Following a sizzling October, during which a revised 303,000 nonfarm payroll jobs were created, November employment inched up by a relatively lackluster 112,000 jobs, the Labor Department reported yesterday. November marked the sixteenth consecutive month during which nonfarm payrolls increased. Over that period, employment rose by 2.26 million jobs, averaging 141,300 per month. By the standards of previous recoveries, that’s small change.

The last time the unemployment rate (5.4 percent in November) was lower was in September 2001, when 5 percent of workers were unemployed. That was two months before the 2001 recession ended in November, when the unemployment rate stood at 5.6 percent. Interestingly, despite the fact that nonfarm employment is considered a coincident indicator — meaning that it rises and falls in near tandem with gross domestic product — payroll jobs continued to decline for 21 months after the economic expansion commenced in November 2001. That seemingly irregular pattern actually mirrored a similar trend after the 1990-91 recession ended in March 1991. Back then, it took 14 months before nonfarm employment in May 1992 finally exceeded employment at the trough of the recession. By contrast, nonfarm payrolls almost perfectly performed their role as a coincident indicator following the deep recessions of 1973-75 and 1981-82. Then, payrolls exceeded their recessionary trough levels four months and two months, respectively, into recovery. One apparent business-cycle lesson to be derived from the past two recessions is that the more shallow a recession is, the more slowly the economy is able to reverse employment deterioration and to begin to add jobs.
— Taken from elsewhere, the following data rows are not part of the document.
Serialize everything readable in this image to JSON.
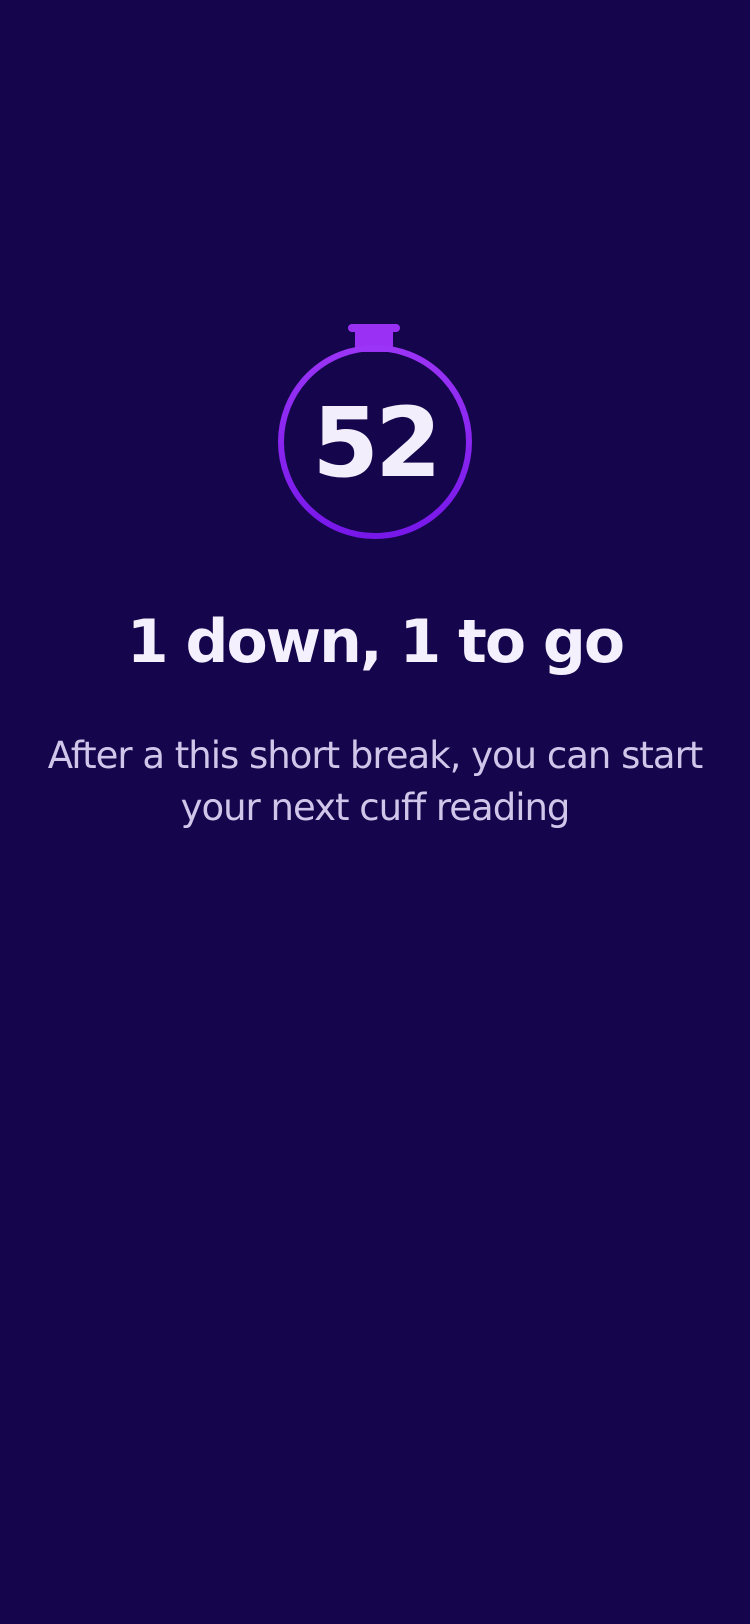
{
  "timer": {
    "seconds": "52",
    "ring_color": "#8a22f0",
    "icon": "stopwatch-icon"
  },
  "headline": "1 down, 1 to go",
  "message": "After a this short break, you can start your next cuff reading",
  "colors": {
    "background": "#15054c",
    "text_primary": "#f4f0fd",
    "text_secondary": "#cfc6ea",
    "accent": "#8a22f0"
  }
}
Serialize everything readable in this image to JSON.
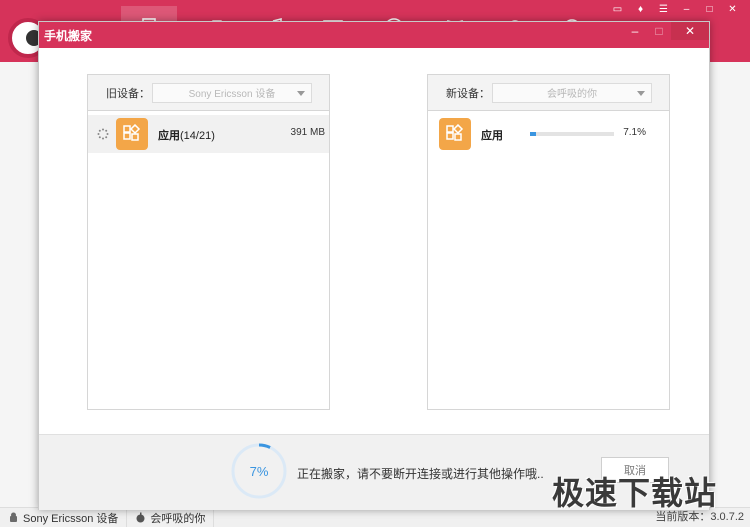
{
  "background_app": {
    "nav_icons": [
      "phone-icon",
      "apps-icon",
      "music-icon",
      "picture-icon",
      "video-icon",
      "book-icon",
      "search-icon",
      "tools-icon"
    ],
    "window_controls": [
      "chat-icon",
      "shirt-icon",
      "menu-icon",
      "minimize-icon",
      "maximize-icon",
      "close-icon"
    ],
    "status_bar": {
      "device_1": "Sony Ericsson 设备",
      "device_2": "会呼吸的你",
      "version": "当前版本：3.0.7.2"
    }
  },
  "dialog": {
    "title": "手机搬家",
    "old_panel": {
      "label": "旧设备：",
      "device": "Sony Ericsson 设备",
      "item": {
        "name": "应用",
        "count": "(14/21)",
        "size": "391 MB"
      }
    },
    "new_panel": {
      "label": "新设备：",
      "device": "会呼吸的你",
      "item": {
        "name": "应用",
        "percent_text": "7.1%",
        "progress": 0.071
      }
    },
    "footer": {
      "overall_percent_text": "7%",
      "overall_progress": 0.07,
      "status_message": "正在搬家，请不要断开连接或进行其他操作哦..",
      "cancel_label": "取消"
    }
  },
  "watermark": "极速下载站",
  "colors": {
    "accent": "#d6335a",
    "progress": "#3a95e0",
    "app_icon": "#f3a648"
  }
}
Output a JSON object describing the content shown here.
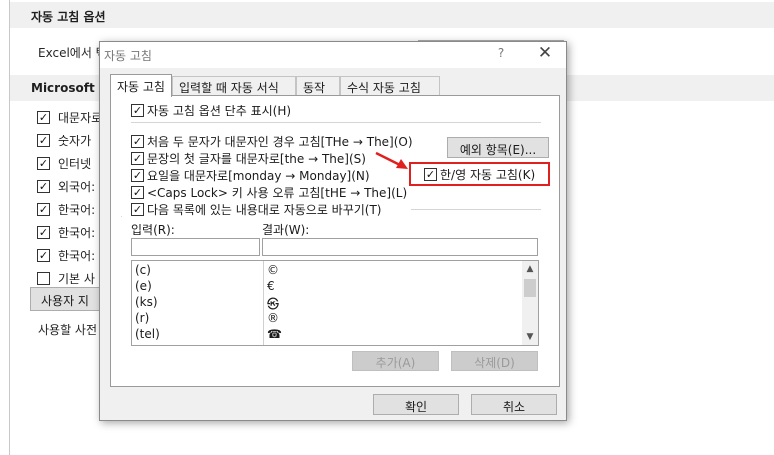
{
  "background": {
    "section1_header": "자동 고침 옵션",
    "excel_text": "Excel에서 텍",
    "section2_header": "Microsoft Of",
    "checkboxes": [
      {
        "label": "대문자로",
        "checked": true
      },
      {
        "label": "숫자가",
        "checked": true
      },
      {
        "label": "인터넷",
        "checked": true
      },
      {
        "label": "외국어:",
        "checked": true
      },
      {
        "label": "한국어:",
        "checked": true
      },
      {
        "label": "한국어:",
        "checked": true
      },
      {
        "label": "한국어:",
        "checked": true
      },
      {
        "label": "기본 사",
        "checked": false
      }
    ],
    "user_dict_button": "사용자 지",
    "dict_text": "사용할 사전"
  },
  "dialog": {
    "title": "자동 고침",
    "help": "?",
    "close": "✕",
    "tabs": [
      "자동 고침",
      "입력할 때 자동 서식",
      "동작",
      "수식 자동 고침"
    ],
    "active_tab": 0,
    "show_options_label": "자동 고침 옵션 단추 표시(H)",
    "show_options_checked": true,
    "options": [
      {
        "label": "처음 두 문자가 대문자인 경우 고침[THe → The](O)",
        "checked": true
      },
      {
        "label": "문장의 첫 글자를 대문자로[the → The](S)",
        "checked": true
      },
      {
        "label": "요일을 대문자로[monday → Monday](N)",
        "checked": true
      },
      {
        "label": "<Caps Lock> 키 사용 오류 고침[tHE → The](L)",
        "checked": true
      },
      {
        "label": "다음 목록에 있는 내용대로 자동으로 바꾸기(T)",
        "checked": true
      }
    ],
    "exceptions_button": "예외 항목(E)...",
    "hanyoung_label": "한/영 자동 고침(K)",
    "hanyoung_checked": true,
    "highlight_color": "#e01f1f",
    "input_label": "입력(R):",
    "result_label": "결과(W):",
    "input_value": "",
    "result_value": "",
    "list": [
      {
        "input": "(c)",
        "output": "©"
      },
      {
        "input": "(e)",
        "output": "€"
      },
      {
        "input": "(ks)",
        "output": "㉿"
      },
      {
        "input": "(r)",
        "output": "®"
      },
      {
        "input": "(tel)",
        "output": "☎"
      }
    ],
    "add_button": "추가(A)",
    "delete_button": "삭제(D)",
    "ok_button": "확인",
    "cancel_button": "취소"
  }
}
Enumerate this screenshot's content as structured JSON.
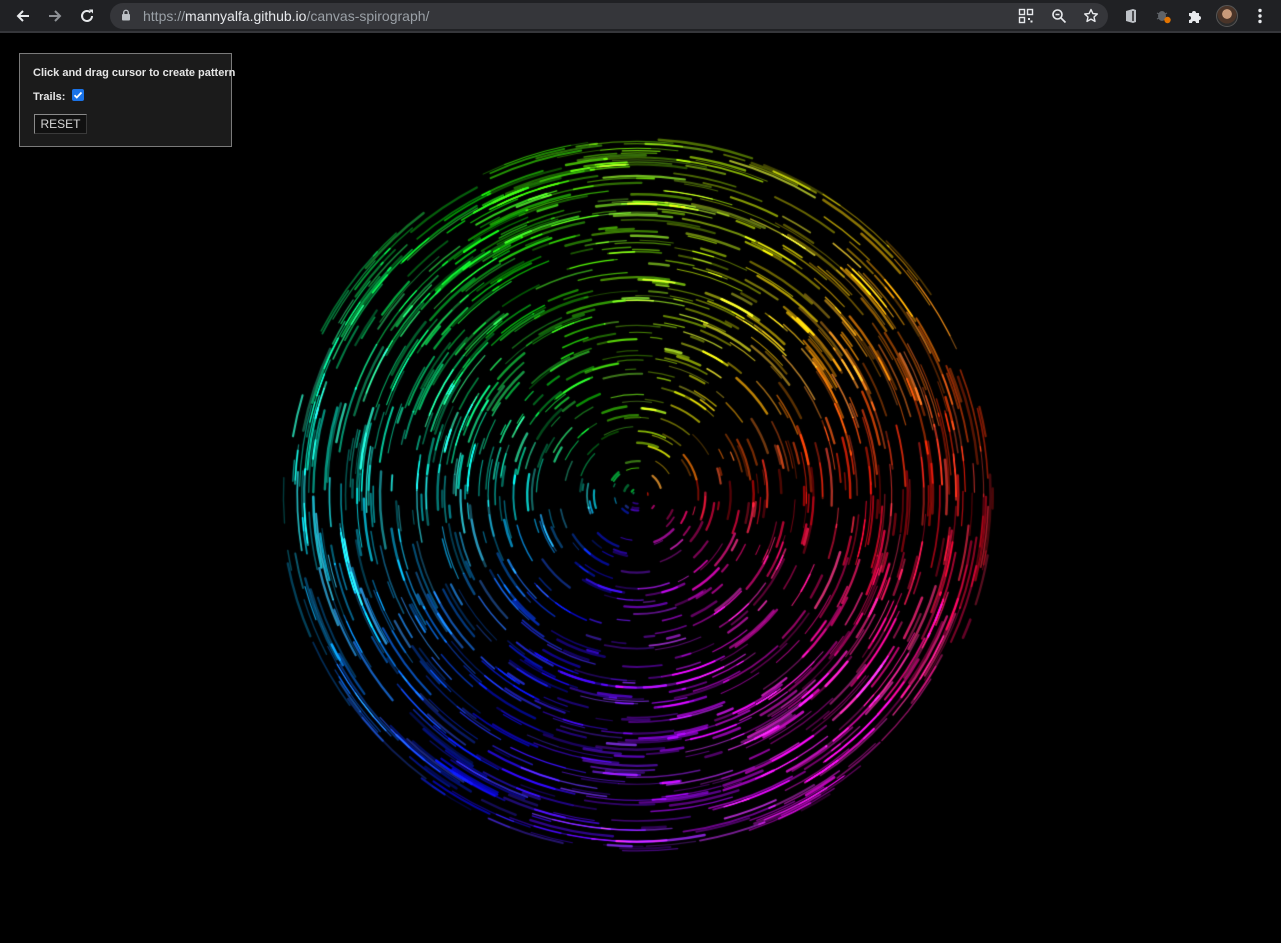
{
  "browser": {
    "url_scheme": "https://",
    "url_host": "mannyalfa.github.io",
    "url_path": "/canvas-spirograph/",
    "icons": {
      "back": "back-arrow-icon",
      "forward": "forward-arrow-icon",
      "reload": "reload-icon",
      "lock": "lock-icon",
      "qr": "qr-code-icon",
      "zoom": "zoom-icon",
      "bookmark": "star-icon",
      "extension_office": "office-extension-icon",
      "extension_bug": "bug-extension-icon",
      "extensions": "puzzle-icon",
      "profile": "avatar",
      "menu": "kebab-menu-icon"
    }
  },
  "controls": {
    "instructions": "Click and drag cursor to create pattern",
    "trails_label": "Trails:",
    "trails_checked": true,
    "reset_label": "RESET"
  },
  "colors": {
    "background": "#000000",
    "panel_background": "#1b1b1b",
    "checkbox_accent": "#1a73e8"
  }
}
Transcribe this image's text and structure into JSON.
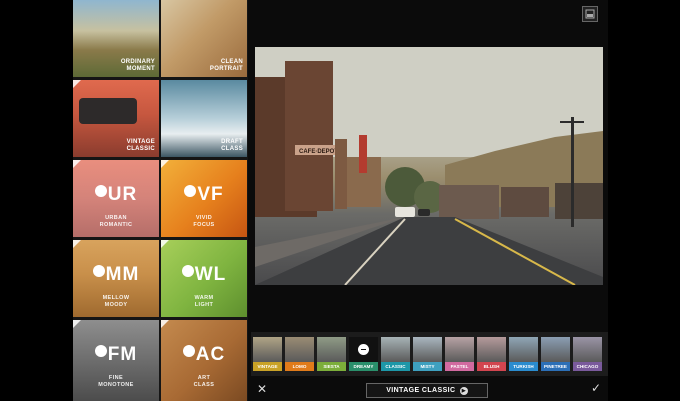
{
  "presets": [
    {
      "label": "ORDINARY\nMOMENT",
      "abbr": "",
      "sub": ""
    },
    {
      "label": "CLEAN\nPORTRAIT",
      "abbr": "",
      "sub": ""
    },
    {
      "label": "VINTAGE\nCLASSIC",
      "abbr": "",
      "sub": ""
    },
    {
      "label": "DRAFT\nCLASS",
      "abbr": "",
      "sub": ""
    },
    {
      "label": "",
      "abbr": "UR",
      "sub": "URBAN\nROMANTIC"
    },
    {
      "label": "",
      "abbr": "VF",
      "sub": "VIVID\nFOCUS"
    },
    {
      "label": "",
      "abbr": "MM",
      "sub": "MELLOW\nMOODY"
    },
    {
      "label": "",
      "abbr": "WL",
      "sub": "WARM\nLIGHT"
    },
    {
      "label": "",
      "abbr": "FM",
      "sub": "FINE\nMONOTONE"
    },
    {
      "label": "",
      "abbr": "AC",
      "sub": "ART\nCLASS"
    }
  ],
  "filters": [
    {
      "label": "VINTAGE",
      "color": "#c9a227"
    },
    {
      "label": "LOMO",
      "color": "#e07b1a"
    },
    {
      "label": "SIESTA",
      "color": "#7cae3a"
    },
    {
      "label": "DREAMY",
      "color": "#2a8f6b"
    },
    {
      "label": "CLASSIC",
      "color": "#1d97a8"
    },
    {
      "label": "MISTY",
      "color": "#3ea0bf"
    },
    {
      "label": "PASTEL",
      "color": "#d26aa0"
    },
    {
      "label": "BLUSH",
      "color": "#d2454f"
    },
    {
      "label": "TURKISH",
      "color": "#2a8ccf"
    },
    {
      "label": "PINETREE",
      "color": "#2c6fb7"
    },
    {
      "label": "CHICAGO",
      "color": "#7a5a9c"
    }
  ],
  "selected_filter": "DREAMY",
  "bottom": {
    "title": "VINTAGE CLASSIC",
    "close": "✕",
    "confirm": "✓"
  },
  "photo_sign": "CAFE·DEPOT"
}
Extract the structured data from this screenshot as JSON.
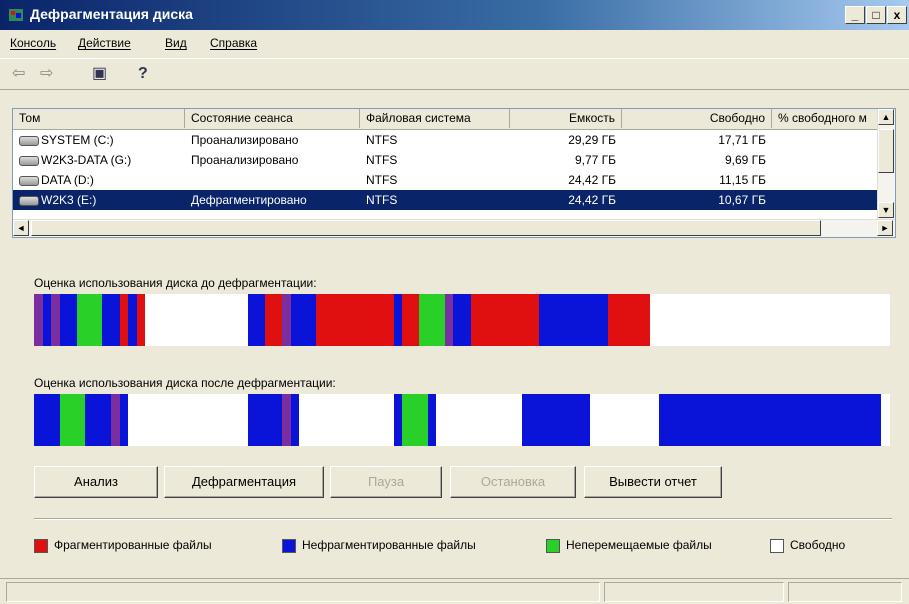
{
  "window": {
    "title": "Дефрагментация диска"
  },
  "titlebar_buttons": {
    "minimize": "_",
    "maximize": "□",
    "close": "x"
  },
  "menu": [
    {
      "label": "Консоль"
    },
    {
      "label": "Действие"
    },
    {
      "label": "Вид"
    },
    {
      "label": "Справка"
    }
  ],
  "toolbar": {
    "back": "⇦",
    "forward": "⇨",
    "view": "▣",
    "help": "?"
  },
  "table": {
    "headers": [
      "Том",
      "Состояние сеанса",
      "Файловая система",
      "Емкость",
      "Свободно",
      "% свободного м"
    ],
    "rows": [
      {
        "volume": "SYSTEM (C:)",
        "state": "Проанализировано",
        "fs": "NTFS",
        "capacity": "29,29 ГБ",
        "free": "17,71 ГБ"
      },
      {
        "volume": "W2K3-DATA (G:)",
        "state": "Проанализировано",
        "fs": "NTFS",
        "capacity": "9,77 ГБ",
        "free": "9,69 ГБ"
      },
      {
        "volume": "DATA (D:)",
        "state": "",
        "fs": "NTFS",
        "capacity": "24,42 ГБ",
        "free": "11,15 ГБ"
      },
      {
        "volume": "W2K3 (E:)",
        "state": "Дефрагментировано",
        "fs": "NTFS",
        "capacity": "24,42 ГБ",
        "free": "10,67 ГБ",
        "selected": true
      }
    ]
  },
  "before": {
    "label": "Оценка использования диска до дефрагментации:"
  },
  "after": {
    "label": "Оценка использования диска после дефрагментации:"
  },
  "buttons": {
    "analyze": "Анализ",
    "defrag": "Дефрагментация",
    "pause": "Пауза",
    "stop": "Остановка",
    "report": "Вывести отчет"
  },
  "legend": {
    "fragmented": "Фрагментированные файлы",
    "contiguous": "Нефрагментированные файлы",
    "unmovable": "Неперемещаемые файлы",
    "free": "Свободно"
  },
  "colors": {
    "fragmented": "#e01010",
    "contiguous": "#0a14d8",
    "unmovable": "#28d028",
    "free": "#ffffff",
    "system": "#7a2ea0"
  }
}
On the 2004 employment front, the bad news for the White House is that its official forecast vastly overstated employment growth for this year. Recall that the 2004 Economic Report of the President projected that average monthly nonfarm payrolls for 2004 would exceed the 2003 average by 2.6 million. An arithmetic quirk — derived from the virtually insurmountable fact that December 2003 payrolls were lower than the January 2003 level — made achievement of that goal nearly impossible. Now, in order to meet that prediction, nonfarm payrolls would have to increase by more than 15 million jobs this month. That is unlikely to happen.